Mr. S was one of the best teachers I ever had, and he had such a positive impact on my life. I wish I could tell him that now, but all of us had to realize what a great teacher he was a little sooner than we normally would have realized it, for he died during my senior year.  The void he left in all of our lives nearly consumed us.

He was a man who believed so strongly in having a solid block of practice time that he required his band kids to start class ten minutes early.  Of course, there was no school policy that could back him up on that one, but we dutifully showed up ten minutes early (if not earlier) every day.  None of us enjoyed the look we’d get if we dared to step foot into the band room any later than 8:10.  When he wanted us on the football field at 7:15, we were there, half-dazed, but present.

And he was there.  Every day.  Before school, after school, during Saturday marching competitions, at football games, basketball games, and any other event that needed us.  All that time he invested in us paid off, of course, because we were good.  Damn good.  We could see the evidence on the wall, where the list of each year’s All-State Band members were written on posterboard.  While other schools had a handful, our school had 20 kids at a time — a staggering number for a small town.  We could pat ourselves on the back all we wanted, but that drive to succeed came from Mr. S.  He taught us that hard work would pay off, and we enjoyed the benefits every day.

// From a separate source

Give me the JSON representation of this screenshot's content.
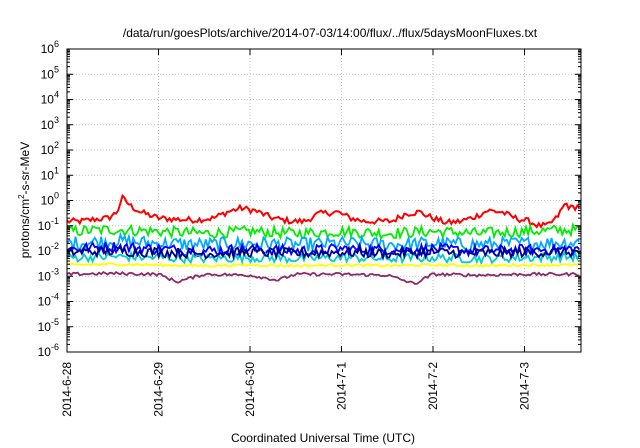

When he died from a heart attack during Thanksgiving break, it was the first time I had lost someone I felt close to.  I had seen this man every morning for 6 years of band practices.  I had worked with him one-on-one for years, getting ready for contests or for All-State tryouts.  When he was gone, it was like my love for music became a dim little spark, and I lost much of my drive for competing.  While I had made All-State Band during my freshman, sophomore, and junior years, I did not end up making it my senior year, and I was first chair clarinet in our band.  To say it was an embarrassment would be an understatement, but I really didn’t care.  I flubbed that audition and just walked away from it all.  Mr. S would have been sorely disappointed, and I could feel that in every bone in my body as I read the results of the tryout.   The shame still creeps through me whenever I think back on it.

My clarinet still hides in the hall storage closet, and once in a while I take it out to see if I can still remember how to read the notes of my old music books.  I smile every time I see Mr. S’s admonishment of “NO LIPSTICK” on my practice book, andI remember how exasperated he’d get with me in junior high, when my lipstick obsession knew no boundaries.  All my reeds were stained pink.   This memory bleeds into other ones — of some of the untraditional ways he tried to make the clarinet players understand how to properly play with a reed.  If I didn’t use good embouchure, he’d grab my thumb and put the tip of it in his mouth to show the proper way to hold the lips around the reed. Sounds gross, and we’d be horrified by it in junior high, but it worked.

Never underestimate the power of a good teacher.  The bad ones usually get all the press, but the good ones are out there, pouring their souls into their work.  The biggest compliment a teacher can receive is knowing that he or she made an impact on someone else, so if you have teachers you’d like to thank, do it today, before you lose that chance forever.